Fiscalité du capital : le ruissellement ne fonctionne pas, selon France Stratégie

Actualités - Cette semaine, France Stratégie publie son troisième rapport d'évaluation sur les réformes de la fiscalité du capital, entreprises sous le quinquennat d'Emmanuel Macron. Quel a été l'impact de la suppression de l'ISF ? Les dividendes en hausse ont-ils été réinjectés dans l'économie réelle ? Le point avec Le Courrier Financier.

Fiscalité du capital : le ruissellement ne fonctionne pas, selon France Stratégie

(Conception : Mathilde Hodouin – Réalisation : Amandine Victor)

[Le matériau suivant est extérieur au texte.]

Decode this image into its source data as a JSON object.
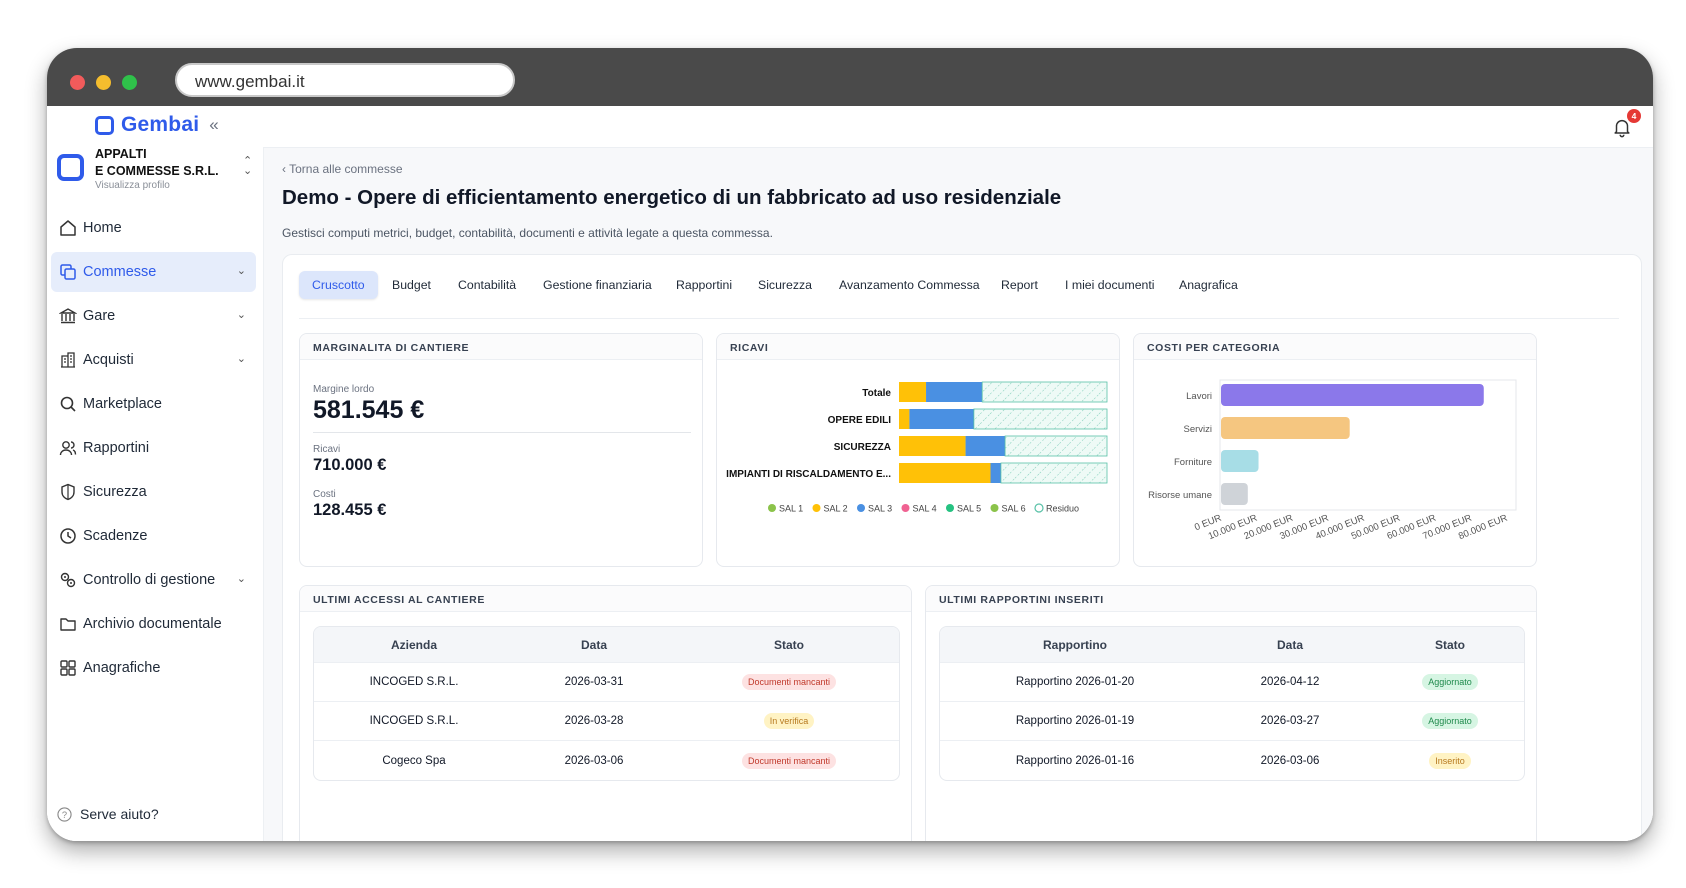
{
  "browser": {
    "url": "www.gembai.it"
  },
  "brand": {
    "name": "Gembai",
    "collapse": "«",
    "color": "#2f5bea"
  },
  "company": {
    "name_line1": "APPALTI",
    "name_line2": "E COMMESSE S.R.L.",
    "sub": "Visualizza profilo"
  },
  "nav": [
    {
      "label": "Home",
      "icon": "home-icon"
    },
    {
      "label": "Commesse",
      "icon": "copy-icon",
      "active": true,
      "chevron": true
    },
    {
      "label": "Gare",
      "icon": "bank-icon",
      "chevron": true
    },
    {
      "label": "Acquisti",
      "icon": "building-icon",
      "chevron": true
    },
    {
      "label": "Marketplace",
      "icon": "search-icon"
    },
    {
      "label": "Rapportini",
      "icon": "users-icon"
    },
    {
      "label": "Sicurezza",
      "icon": "shield-icon"
    },
    {
      "label": "Scadenze",
      "icon": "clock-icon"
    },
    {
      "label": "Controllo di gestione",
      "icon": "cogs-icon",
      "chevron": true
    },
    {
      "label": "Archivio documentale",
      "icon": "folder-icon"
    },
    {
      "label": "Anagrafiche",
      "icon": "grid-icon"
    }
  ],
  "help": "Serve aiuto?",
  "notifications": {
    "count": "4"
  },
  "page": {
    "back": "Torna alle commesse",
    "title": "Demo - Opere di efficientamento energetico di un fabbricato ad uso residenziale",
    "subtitle": "Gestisci computi metrici, budget, contabilità, documenti e attività legate a questa commessa."
  },
  "tabs": [
    "Cruscotto",
    "Budget",
    "Contabilità",
    "Gestione finanziaria",
    "Rapportini",
    "Sicurezza",
    "Avanzamento Commessa",
    "Report",
    "I miei documenti",
    "Anagrafica"
  ],
  "marginalita": {
    "title": "MARGINALITA DI CANTIERE",
    "margine_label": "Margine lordo",
    "margine_value": "581.545 €",
    "ricavi_label": "Ricavi",
    "ricavi_value": "710.000 €",
    "costi_label": "Costi",
    "costi_value": "128.455 €"
  },
  "ricavi": {
    "title": "RICAVI"
  },
  "costi": {
    "title": "COSTI PER CATEGORIA"
  },
  "accessi": {
    "title": "ULTIMI ACCESSI AL CANTIERE",
    "headers": [
      "Azienda",
      "Data",
      "Stato"
    ],
    "rows": [
      {
        "azienda": "INCOGED S.R.L.",
        "data": "2026-03-31",
        "stato": "Documenti mancanti",
        "tone": "red"
      },
      {
        "azienda": "INCOGED S.R.L.",
        "data": "2026-03-28",
        "stato": "In verifica",
        "tone": "yel"
      },
      {
        "azienda": "Cogeco Spa",
        "data": "2026-03-06",
        "stato": "Documenti mancanti",
        "tone": "red"
      }
    ]
  },
  "rapportini": {
    "title": "ULTIMI RAPPORTINI INSERITI",
    "headers": [
      "Rapportino",
      "Data",
      "Stato"
    ],
    "rows": [
      {
        "rapportino": "Rapportino 2026-01-20",
        "data": "2026-04-12",
        "stato": "Aggiornato",
        "tone": "grn"
      },
      {
        "rapportino": "Rapportino 2026-01-19",
        "data": "2026-03-27",
        "stato": "Aggiornato",
        "tone": "grn"
      },
      {
        "rapportino": "Rapportino 2026-01-16",
        "data": "2026-03-06",
        "stato": "Inserito",
        "tone": "yel"
      }
    ]
  },
  "chart_data": [
    {
      "type": "bar",
      "orientation": "horizontal",
      "stacked": true,
      "categories": [
        "Totale",
        "OPERE EDILI",
        "SICUREZZA",
        "IMPIANTI DI RISCALDAMENTO E..."
      ],
      "series": [
        {
          "name": "SAL 1",
          "color": "#8bc34a",
          "values": [
            0,
            0,
            0,
            0
          ]
        },
        {
          "name": "SAL 2",
          "color": "#ffc107",
          "values": [
            13,
            5,
            32,
            44
          ]
        },
        {
          "name": "SAL 3",
          "color": "#4a90e2",
          "values": [
            27,
            31,
            19,
            5
          ]
        },
        {
          "name": "SAL 4",
          "color": "#f06292",
          "values": [
            0,
            0,
            0,
            0
          ]
        },
        {
          "name": "SAL 5",
          "color": "#26c281",
          "values": [
            0,
            0,
            0,
            0
          ]
        },
        {
          "name": "SAL 6",
          "color": "#8bc34a",
          "values": [
            0,
            0,
            0,
            0
          ]
        },
        {
          "name": "Residuo",
          "color": "#58c1a7",
          "values": [
            60,
            64,
            49,
            51
          ]
        }
      ],
      "value_unit": "% of total",
      "legend_position": "bottom",
      "grid": false
    },
    {
      "type": "bar",
      "orientation": "horizontal",
      "categories": [
        "Lavori",
        "Servizi",
        "Forniture",
        "Risorse umane"
      ],
      "values": [
        73500,
        36000,
        10500,
        7500
      ],
      "colors": [
        "#8b78ea",
        "#f5c680",
        "#a7dde6",
        "#cfd3d8"
      ],
      "tick_labels": [
        "0 EUR",
        "10.000 EUR",
        "20.000 EUR",
        "30.000 EUR",
        "40.000 EUR",
        "50.000 EUR",
        "60.000 EUR",
        "70.000 EUR",
        "80.000 EUR"
      ],
      "xlim": [
        0,
        80000
      ],
      "grid": false
    }
  ]
}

Le ruissellement promis n’a pas eu lieu. Ce jeudi 14 octobre, France Stratégie — organisme rattaché à Matignon — a publié son troisième rapport d’évaluation sur les réformes fiscales entreprises par Emmanuel Macron. En 2017, le Président tout juste élu initiait le remplacement l’impôt de solidarité sur la fortune (ISF) par l’impôt sur la fortune immobilière (IFI) ; et la création d’un prélèvement forfaitaire unique (dite aussi « flat tax ») de 30 % sur les revenus du capital, à la place d’une imposition au barème progressif. Le rapport passe aussi au crible la baisse de l’impôt sur les sociétés (IS), avec un taux nominal de 25 %, prévue pour 2022.

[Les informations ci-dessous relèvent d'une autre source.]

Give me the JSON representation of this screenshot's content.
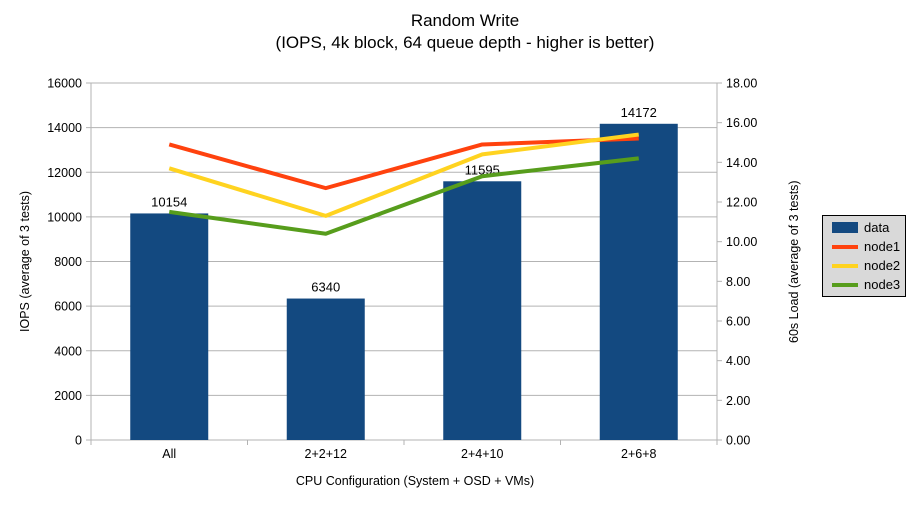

Les contribuables reviennent…

Depuis le passage à l’IFI, France Stratégie observe « une baisse du nombre d’expatriations et une hausse du nombre d’impatriations fiscales de ménages français fortunés, si bien qu’en 2018 et 2019, le nombre de retours de foyers taxables à l’IFI dépasse le nombre de départs ». Ils étaient 340 en 2018, contre 280 en 2019. Pour le comité d’évaluation, il s’agit d’un épiphénomène à l’échelle des 130 000 contribuables assujettis à l’IFI en 2019. En revanche, la suppression de l’ISF ne semble pas avoir affecté la distribution de dividendes ni la gouvernance des entreprises. Le comité, présidé par Fabrice Lenglart, invite toutefois à la prudence.

Dans le même temps, le versement de dividendes opère son grand retour. Sur la période 2013-2017, les versements de dividendes étaient en recul. Ils reviennent à leur niveau de 2013 et leur intégration dans le calcul de l’impôt sur le revenu (IR) — soit environ +9 milliards d’euros. Cette hausse des dividendes a permis de remplir les caisses de l’administration fiscale, ramenant le coût de la réforme à environ 1,5 milliard d’euros, contre un coût prévisionnel de 5 milliards d’euros. Sur les grandes variables économiques — croissance, investissement, flux de placements financiers des ménages, etc. — l’effet semble moins évident.

…les investissements, pas vraiment

C’est particulièrement vrai concernant le ré-investissement des dividendes reçus dans l’économie réelle. « Qu’ont fait ces foyers de cet argent ? Ont-ils réinvesti dans les entreprises du tissu productif français ? » s’interroge Cédric Audenis, commissaire général adjoint à France Stratégie. « Aucun effet n’est identifié sur l’investissement, ni après 2013 (réforme de l’imposition des dividendes), ni après la réforme de 2018 », ajoute-il. Les entreprises ont certes distribué plus de dividendes, mais sans que ce mouvement ne se fasse sentir « sur l’investissement ou la masse salariale ». Question de temps ? « On manque encore de recul », tempère Bercy.